We’re lucky that grandma collected and left us so many good memories. But for me, it’s a lesson more than a memory I’ll take away from her. Grandma didn’t waste a lot of time chasing down things in life, nor did I ever hear her complaining about things she didn’t have. All I ever heard grandma do was count and treasure what she did have. Because of that, even though she was humble and went out of her way to make other people feel more important than her, I think grandma lived many days feeling like a very rich lady. I know I'll remember her as one.
3/5/2015 08:56:15 am
Such a tribute to your Grandmother. I too was blessed with wonderful Grandparents and now being a Grandmother and Great Grandmother. One of the greatest joys in life. I love your sharing with us. Love you, Bonnie
3/7/2015 09:38:46 am
Dear Keith, Loved the tribute to your Grandmother. I sure hope my grandchildren have some favorite stories about me. I wanted to share a similar story to yours about the banana. Paul Lovejoy had a small grocery at the west end of Main Street. I was there with my mother when I was about 4 or 5. I had a stem sticking out of my mouth from a Bing cherry. My mother saw it and said "Markie,what is that in your mouth?" I said it was a cherry and Paul had lots of them. She informed me that you could not just take a cherry. That was stealing. "Now you go tell Paul what you did." It was the worst moment of my young life. I went up to the counter and told Paul. He said, "And you'll never take anything again, will you?" Not only did I never "steal" anything again, when John and I went out West one summer we stopped at a great fruit stand and he bought some Bing cherries. He offered me some and I said no, I didn't like Bing cherries. I had never eaten one since that incident at the grocery. He said I needed to try one. They were delicious. I realized immediately why I had never tried one before. What a wonderful lesson I had learned 30 some years before. Now, if Paul had said, " Oh,that's OK Markie." I wouldn't have learned a thing. Instead I got a very important lesson and I absolutely swear I have never "stolen" anything since! I don't imagine that Paul Lovejoy or my mother had any idea what an impression they made on me that day. I hope I've made some good impressions on both my children and grandchildren. I know John sure did.

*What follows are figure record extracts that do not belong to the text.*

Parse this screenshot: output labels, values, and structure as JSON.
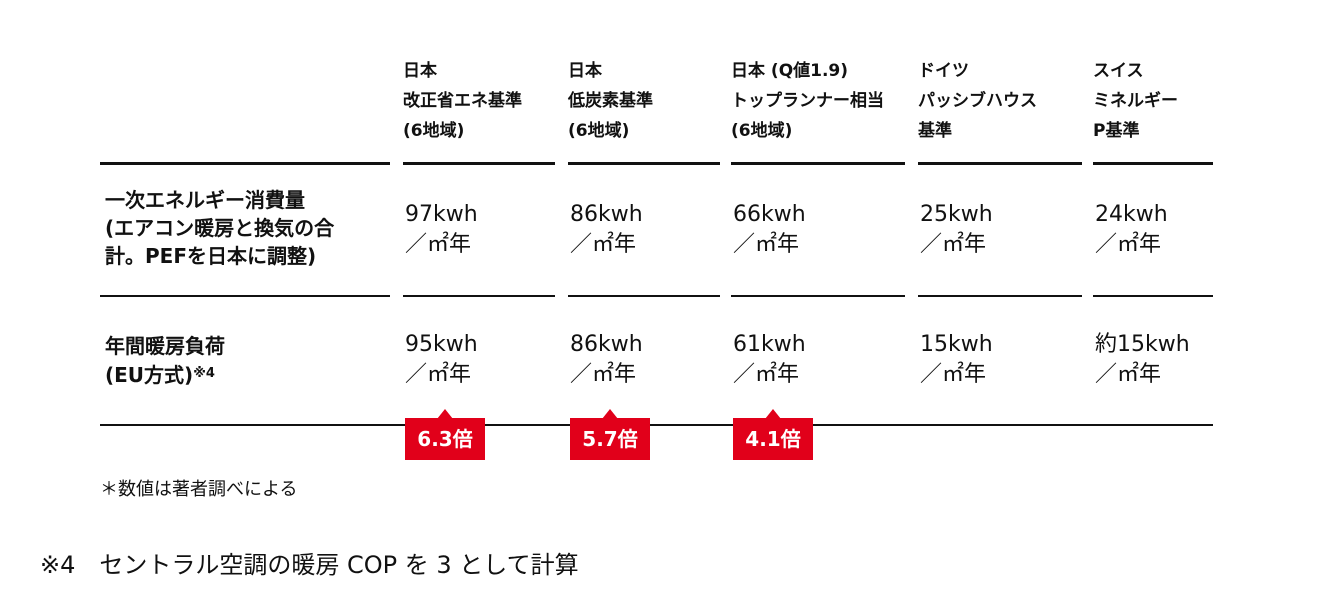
{
  "table": {
    "columns": [
      [
        "日本",
        "改正省エネ基準",
        "(6地域)"
      ],
      [
        "日本",
        "低炭素基準",
        "(6地域)"
      ],
      [
        "日本 (Q値1.9)",
        "トップランナー相当",
        "(6地域)"
      ],
      [
        "ドイツ",
        "パッシブハウス",
        "基準"
      ],
      [
        "スイス",
        "ミネルギー",
        "P基準"
      ]
    ],
    "rows": [
      {
        "label": [
          "一次エネルギー消費量",
          "(エアコン暖房と換気の合",
          "計。PEFを日本に調整)"
        ],
        "cells": [
          [
            "97kwh",
            "／㎡年"
          ],
          [
            "86kwh",
            "／㎡年"
          ],
          [
            "66kwh",
            "／㎡年"
          ],
          [
            "25kwh",
            "／㎡年"
          ],
          [
            "24kwh",
            "／㎡年"
          ]
        ]
      },
      {
        "label": [
          "年間暖房負荷",
          "(EU方式)"
        ],
        "label_note": "※4",
        "cells": [
          [
            "95kwh",
            "／㎡年"
          ],
          [
            "86kwh",
            "／㎡年"
          ],
          [
            "61kwh",
            "／㎡年"
          ],
          [
            "15kwh",
            "／㎡年"
          ],
          [
            "約15kwh",
            "／㎡年"
          ]
        ]
      }
    ],
    "badges": [
      "6.3倍",
      "5.7倍",
      "4.1倍"
    ]
  },
  "footnote": "＊数値は著者調べによる",
  "note": "※4　セントラル空調の暖房 COP を 3 として計算"
}
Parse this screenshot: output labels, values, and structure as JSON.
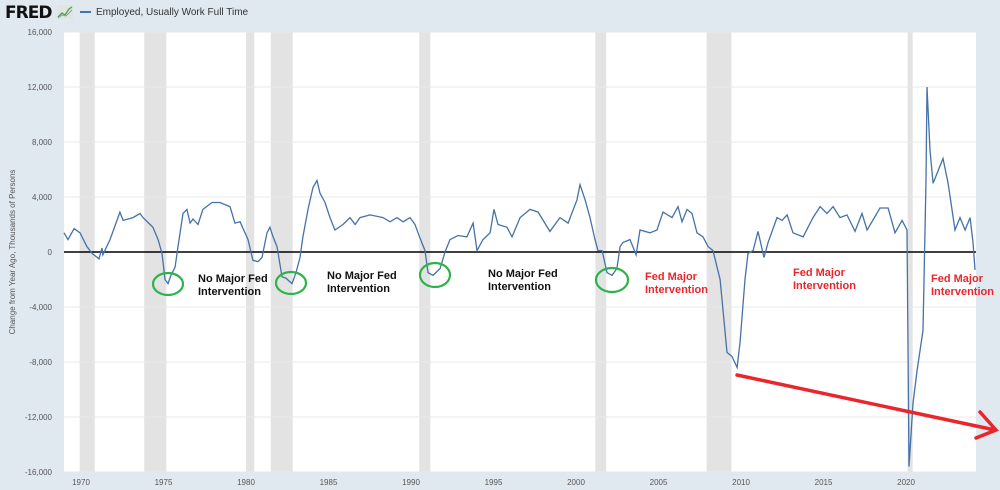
{
  "header": {
    "logo": "FRED",
    "logo_icon": "chart-line-icon",
    "legend_label": "Employed, Usually Work Full Time"
  },
  "chart_data": {
    "type": "line",
    "title": "",
    "xlabel": "",
    "ylabel": "Change from Year Ago, Thousands of Persons",
    "xlim": [
      1968.97,
      2024.24
    ],
    "ylim": [
      -16000,
      16000
    ],
    "grid": true,
    "legend_position": "top-left",
    "x_ticks": [
      1970,
      1975,
      1980,
      1985,
      1990,
      1995,
      2000,
      2005,
      2010,
      2015,
      2020
    ],
    "x_tick_labels": [
      "1970",
      "1975",
      "1980",
      "1985",
      "1990",
      "1995",
      "2000",
      "2005",
      "2010",
      "2015",
      "2020"
    ],
    "y_ticks": [
      16000,
      12000,
      8000,
      4000,
      0,
      -4000,
      -8000,
      -12000,
      -16000
    ],
    "y_tick_labels": [
      "16,000",
      "12,000",
      "8,000",
      "4,000",
      "0",
      "-4,000",
      "-8,000",
      "-12,000",
      "-16,000"
    ],
    "colors": {
      "series": "#4572a7",
      "recession": "#e3e3e3",
      "zero_line": "#000000",
      "fed_text": "#e8262b",
      "arrow": "#e8262b",
      "circle": "#2db34a"
    },
    "recessions": [
      [
        1969.92,
        1970.83
      ],
      [
        1973.83,
        1975.17
      ],
      [
        1980.0,
        1980.5
      ],
      [
        1981.5,
        1982.83
      ],
      [
        1990.5,
        1991.17
      ],
      [
        2001.17,
        2001.83
      ],
      [
        2007.92,
        2009.42
      ],
      [
        2020.1,
        2020.4
      ]
    ],
    "series": [
      {
        "name": "Employed, Usually Work Full Time",
        "points": [
          [
            1968.97,
            1400
          ],
          [
            1969.21,
            900
          ],
          [
            1969.58,
            1700
          ],
          [
            1969.94,
            1400
          ],
          [
            1970.36,
            400
          ],
          [
            1970.67,
            -100
          ],
          [
            1971.09,
            -500
          ],
          [
            1971.27,
            300
          ],
          [
            1971.33,
            -200
          ],
          [
            1971.76,
            900
          ],
          [
            1972.18,
            2300
          ],
          [
            1972.36,
            2900
          ],
          [
            1972.55,
            2300
          ],
          [
            1973.15,
            2500
          ],
          [
            1973.58,
            2800
          ],
          [
            1973.76,
            2500
          ],
          [
            1974.36,
            1800
          ],
          [
            1974.67,
            900
          ],
          [
            1974.91,
            -100
          ],
          [
            1975.09,
            -2000
          ],
          [
            1975.27,
            -2300
          ],
          [
            1975.45,
            -1700
          ],
          [
            1975.7,
            -1100
          ],
          [
            1975.88,
            400
          ],
          [
            1976.18,
            2800
          ],
          [
            1976.42,
            3100
          ],
          [
            1976.61,
            2100
          ],
          [
            1976.79,
            2400
          ],
          [
            1977.09,
            2000
          ],
          [
            1977.39,
            3100
          ],
          [
            1977.94,
            3600
          ],
          [
            1978.42,
            3600
          ],
          [
            1979.03,
            3300
          ],
          [
            1979.33,
            2100
          ],
          [
            1979.64,
            2200
          ],
          [
            1980.12,
            900
          ],
          [
            1980.42,
            -600
          ],
          [
            1980.73,
            -700
          ],
          [
            1980.97,
            -400
          ],
          [
            1981.27,
            1400
          ],
          [
            1981.45,
            1800
          ],
          [
            1981.64,
            1100
          ],
          [
            1981.88,
            400
          ],
          [
            1982.18,
            -1800
          ],
          [
            1982.42,
            -1900
          ],
          [
            1982.79,
            -2300
          ],
          [
            1983.03,
            -1500
          ],
          [
            1983.27,
            -400
          ],
          [
            1983.45,
            1100
          ],
          [
            1983.76,
            3100
          ],
          [
            1984.06,
            4700
          ],
          [
            1984.3,
            5200
          ],
          [
            1984.48,
            4300
          ],
          [
            1984.79,
            3600
          ],
          [
            1985.09,
            2500
          ],
          [
            1985.39,
            1600
          ],
          [
            1985.88,
            2000
          ],
          [
            1986.3,
            2500
          ],
          [
            1986.61,
            2000
          ],
          [
            1986.91,
            2500
          ],
          [
            1987.52,
            2700
          ],
          [
            1988.3,
            2500
          ],
          [
            1988.73,
            2200
          ],
          [
            1989.15,
            2500
          ],
          [
            1989.52,
            2200
          ],
          [
            1989.94,
            2500
          ],
          [
            1990.24,
            2000
          ],
          [
            1990.55,
            1000
          ],
          [
            1990.85,
            100
          ],
          [
            1991.03,
            -1500
          ],
          [
            1991.33,
            -1700
          ],
          [
            1991.76,
            -1200
          ],
          [
            1992.06,
            0
          ],
          [
            1992.36,
            900
          ],
          [
            1992.85,
            1200
          ],
          [
            1993.39,
            1100
          ],
          [
            1993.76,
            2100
          ],
          [
            1994.0,
            100
          ],
          [
            1994.36,
            900
          ],
          [
            1994.79,
            1400
          ],
          [
            1995.03,
            3100
          ],
          [
            1995.27,
            2000
          ],
          [
            1995.82,
            1800
          ],
          [
            1996.12,
            1100
          ],
          [
            1996.61,
            2500
          ],
          [
            1997.21,
            3100
          ],
          [
            1997.7,
            2900
          ],
          [
            1998.42,
            1500
          ],
          [
            1999.03,
            2500
          ],
          [
            1999.52,
            2100
          ],
          [
            2000.06,
            3800
          ],
          [
            2000.24,
            4900
          ],
          [
            2000.55,
            3800
          ],
          [
            2000.85,
            2500
          ],
          [
            2001.15,
            900
          ],
          [
            2001.33,
            100
          ],
          [
            2001.58,
            100
          ],
          [
            2001.88,
            -1500
          ],
          [
            2002.18,
            -1700
          ],
          [
            2002.48,
            -1200
          ],
          [
            2002.67,
            400
          ],
          [
            2002.85,
            700
          ],
          [
            2003.27,
            900
          ],
          [
            2003.64,
            -200
          ],
          [
            2003.88,
            1600
          ],
          [
            2004.48,
            1400
          ],
          [
            2004.91,
            1600
          ],
          [
            2005.27,
            2900
          ],
          [
            2005.82,
            2500
          ],
          [
            2006.18,
            3300
          ],
          [
            2006.42,
            2200
          ],
          [
            2006.73,
            3100
          ],
          [
            2007.03,
            2800
          ],
          [
            2007.33,
            1400
          ],
          [
            2007.7,
            1100
          ],
          [
            2008.0,
            400
          ],
          [
            2008.3,
            100
          ],
          [
            2008.73,
            -2000
          ],
          [
            2009.15,
            -7300
          ],
          [
            2009.45,
            -7600
          ],
          [
            2009.76,
            -8400
          ],
          [
            2009.94,
            -6600
          ],
          [
            2010.24,
            -2000
          ],
          [
            2010.42,
            -100
          ],
          [
            2010.73,
            100
          ],
          [
            2011.03,
            1500
          ],
          [
            2011.39,
            -400
          ],
          [
            2011.64,
            700
          ],
          [
            2012.18,
            2500
          ],
          [
            2012.48,
            2300
          ],
          [
            2012.79,
            2700
          ],
          [
            2013.15,
            1400
          ],
          [
            2013.76,
            1100
          ],
          [
            2014.36,
            2500
          ],
          [
            2014.79,
            3300
          ],
          [
            2015.21,
            2800
          ],
          [
            2015.58,
            3300
          ],
          [
            2016.0,
            2500
          ],
          [
            2016.42,
            2700
          ],
          [
            2016.91,
            1500
          ],
          [
            2017.33,
            2800
          ],
          [
            2017.64,
            1600
          ],
          [
            2018.42,
            3200
          ],
          [
            2018.91,
            3200
          ],
          [
            2019.33,
            1400
          ],
          [
            2019.76,
            2300
          ],
          [
            2020.06,
            1600
          ],
          [
            2020.18,
            -15600
          ],
          [
            2020.42,
            -11000
          ],
          [
            2020.67,
            -8600
          ],
          [
            2021.03,
            -5700
          ],
          [
            2021.21,
            5200
          ],
          [
            2021.27,
            12000
          ],
          [
            2021.45,
            7400
          ],
          [
            2021.64,
            5000
          ],
          [
            2022.24,
            6800
          ],
          [
            2022.55,
            5000
          ],
          [
            2022.97,
            1600
          ],
          [
            2023.27,
            2500
          ],
          [
            2023.58,
            1600
          ],
          [
            2023.88,
            2500
          ],
          [
            2024.06,
            700
          ],
          [
            2024.18,
            -1300
          ]
        ]
      }
    ],
    "annotations": [
      {
        "line1": "No Major Fed",
        "line2": "Intervention",
        "color": "#111111"
      },
      {
        "line1": "No Major Fed",
        "line2": "Intervention",
        "color": "#111111"
      },
      {
        "line1": "No Major Fed",
        "line2": "Intervention",
        "color": "#111111"
      },
      {
        "line1": "Fed Major",
        "line2": "Intervention",
        "color": "#e8262b"
      },
      {
        "line1": "Fed Major",
        "line2": "Intervention",
        "color": "#e8262b"
      },
      {
        "line1": "Fed Major",
        "line2": "Intervention",
        "color": "#e8262b"
      }
    ]
  }
}
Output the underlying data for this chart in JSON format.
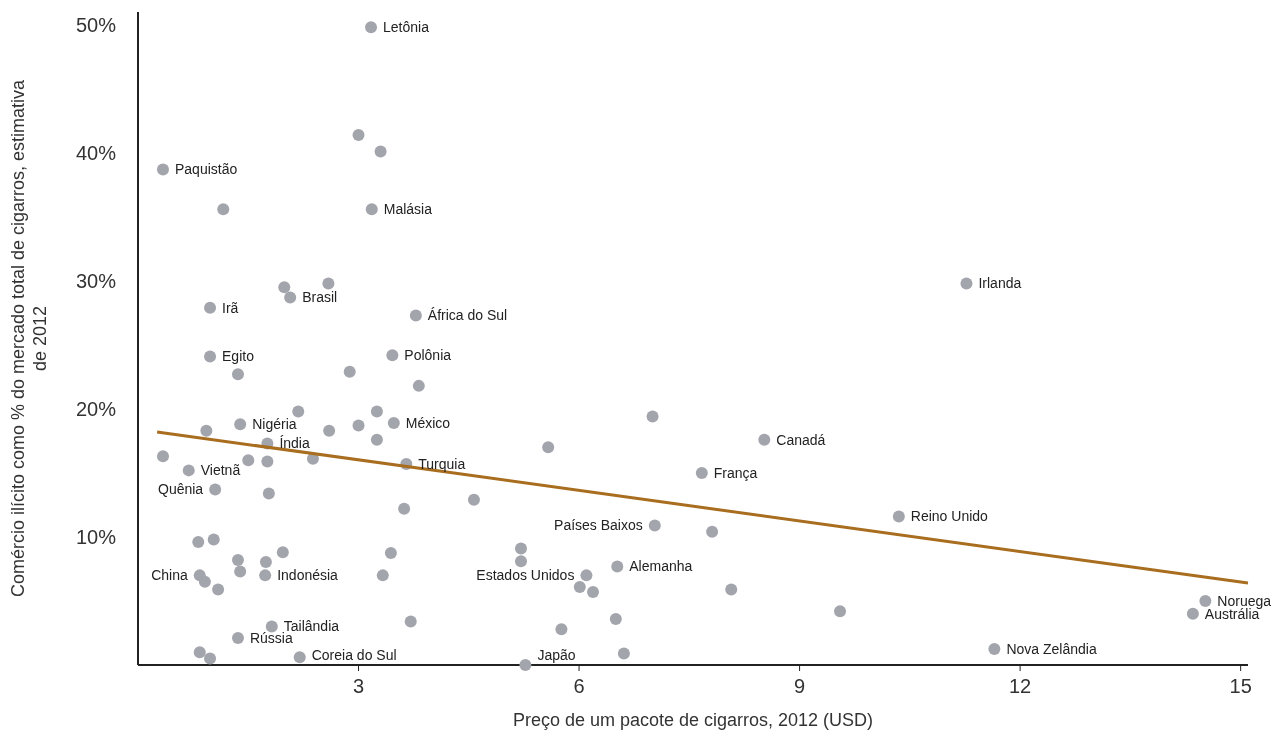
{
  "chart_data": {
    "type": "scatter",
    "xlabel": "Preço de um pacote de cigarros, 2012 (USD)",
    "ylabel": "Comércio ilícito como % do mercado total de cigarros, estimativa de 2012",
    "xlim": [
      0,
      15.1
    ],
    "ylim": [
      0,
      51
    ],
    "xticks": [
      3,
      6,
      9,
      12,
      15
    ],
    "yticks": [
      {
        "value": 10,
        "label": "10%"
      },
      {
        "value": 20,
        "label": "20%"
      },
      {
        "value": 30,
        "label": "30%"
      },
      {
        "value": 40,
        "label": "40%"
      },
      {
        "value": 50,
        "label": "50%"
      }
    ],
    "grid": false,
    "marker": "circle",
    "series": [
      {
        "color": "#a3a5ad",
        "x": [
          3.17,
          3.0,
          3.3,
          0.34,
          1.16,
          3.18,
          2.59,
          1.99,
          2.07,
          0.98,
          3.78,
          0.98,
          3.46,
          1.36,
          2.88,
          3.82,
          2.18,
          3.25,
          11.27,
          7.0,
          1.39,
          3.48,
          3.0,
          0.93,
          2.6,
          1.76,
          3.25,
          8.52,
          5.58,
          0.34,
          1.5,
          2.38,
          1.76,
          3.65,
          0.69,
          7.67,
          1.05,
          1.78,
          4.57,
          3.62,
          7.03,
          7.81,
          10.35,
          0.82,
          1.03,
          5.21,
          1.97,
          3.44,
          1.36,
          1.74,
          5.21,
          6.52,
          1.39,
          0.84,
          1.73,
          3.33,
          6.1,
          0.91,
          1.09,
          6.01,
          6.19,
          8.07,
          9.55,
          14.52,
          14.35,
          6.5,
          3.71,
          1.82,
          5.76,
          1.36,
          11.65,
          0.84,
          6.61,
          2.2,
          0.98,
          5.27
        ],
        "values": [
          49.8,
          41.4,
          40.1,
          38.7,
          35.6,
          35.6,
          29.8,
          29.5,
          28.7,
          27.9,
          27.3,
          24.1,
          24.2,
          22.7,
          22.9,
          21.8,
          19.8,
          19.8,
          29.8,
          19.4,
          18.8,
          18.9,
          18.7,
          18.3,
          18.3,
          17.3,
          17.6,
          17.6,
          17.0,
          16.3,
          16.0,
          16.1,
          15.9,
          15.7,
          15.2,
          15.0,
          13.7,
          13.4,
          12.9,
          12.2,
          10.9,
          10.4,
          11.6,
          9.6,
          9.8,
          9.1,
          8.8,
          8.75,
          8.2,
          8.05,
          8.1,
          7.7,
          7.3,
          7.0,
          7.0,
          7.0,
          7.0,
          6.5,
          5.9,
          6.1,
          5.7,
          5.9,
          4.2,
          5.0,
          4.0,
          3.6,
          3.4,
          3.0,
          2.8,
          2.1,
          1.25,
          1.0,
          0.9,
          0.6,
          0.5,
          0.0
        ]
      },
      {
        "type": "line",
        "color": "#a86d1e",
        "x": [
          0.26,
          15.1
        ],
        "values": [
          18.2,
          6.4
        ],
        "marker": "none"
      }
    ],
    "annotations": [
      {
        "text": "Letônia",
        "x": 3.17,
        "y": 49.8
      },
      {
        "text": "Paquistão",
        "x": 0.34,
        "y": 38.7
      },
      {
        "text": "Malásia",
        "x": 3.18,
        "y": 35.6
      },
      {
        "text": "Brasil",
        "x": 2.07,
        "y": 28.7
      },
      {
        "text": "Irã",
        "x": 0.98,
        "y": 27.9
      },
      {
        "text": "África do Sul",
        "x": 3.78,
        "y": 27.3
      },
      {
        "text": "Egito",
        "x": 0.98,
        "y": 24.1
      },
      {
        "text": "Polônia",
        "x": 3.46,
        "y": 24.2
      },
      {
        "text": "Irlanda",
        "x": 11.27,
        "y": 29.8
      },
      {
        "text": "Nigéria",
        "x": 1.39,
        "y": 18.8
      },
      {
        "text": "México",
        "x": 3.48,
        "y": 18.9
      },
      {
        "text": "Índia",
        "x": 1.76,
        "y": 17.3
      },
      {
        "text": "Canadá",
        "x": 8.52,
        "y": 17.6
      },
      {
        "text": "Turquia",
        "x": 3.65,
        "y": 15.7
      },
      {
        "text": "Vietnã",
        "x": 0.69,
        "y": 15.2
      },
      {
        "text": "França",
        "x": 7.67,
        "y": 15.0
      },
      {
        "text": "Quênia",
        "x": 1.05,
        "y": 13.7
      },
      {
        "text": "Países Baixos",
        "x": 7.03,
        "y": 10.9
      },
      {
        "text": "Reino Unido",
        "x": 10.35,
        "y": 11.6
      },
      {
        "text": "Alemanha",
        "x": 6.52,
        "y": 7.7
      },
      {
        "text": "China",
        "x": 0.84,
        "y": 7.0
      },
      {
        "text": "Indonésia",
        "x": 1.73,
        "y": 7.0
      },
      {
        "text": "Estados Unidos",
        "x": 6.1,
        "y": 7.0
      },
      {
        "text": "Noruega",
        "x": 14.52,
        "y": 5.0
      },
      {
        "text": "Austrália",
        "x": 14.35,
        "y": 4.0
      },
      {
        "text": "Tailândia",
        "x": 1.82,
        "y": 3.0
      },
      {
        "text": "Rússia",
        "x": 1.36,
        "y": 2.1
      },
      {
        "text": "Nova Zelândia",
        "x": 11.65,
        "y": 1.25
      },
      {
        "text": "Coreia do Sul",
        "x": 2.2,
        "y": 0.6
      },
      {
        "text": "Japão",
        "x": 5.27,
        "y": 0.0
      }
    ]
  }
}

They remember many little lessons that he taught them without really realizing he was doing it.
3/8/2015 09:42:22 am
Markie, that was an incredible story. I'm so glad you shared it with me. I will always think of you and smile from this point forward in the grocery store when I see the Bing cherries. I have always been so fond of Susie. All the way back to junior high she has been a sweet and gentle person. I know today how much of that comes from our parents. I have no doubt who she is - as well as Dick and the grandchildren, has been largely shaped by lessons you and John both shared with them. Knowing my tribute was read at John's funeral is one of the greatest honors in my life. To have that opportunity to share just how much he shaped my life was a true blessing. I look forward to the day we'll all be reunited. Oh the music we'll play! Thanks again for sharing Markie. And God bless you always my friend.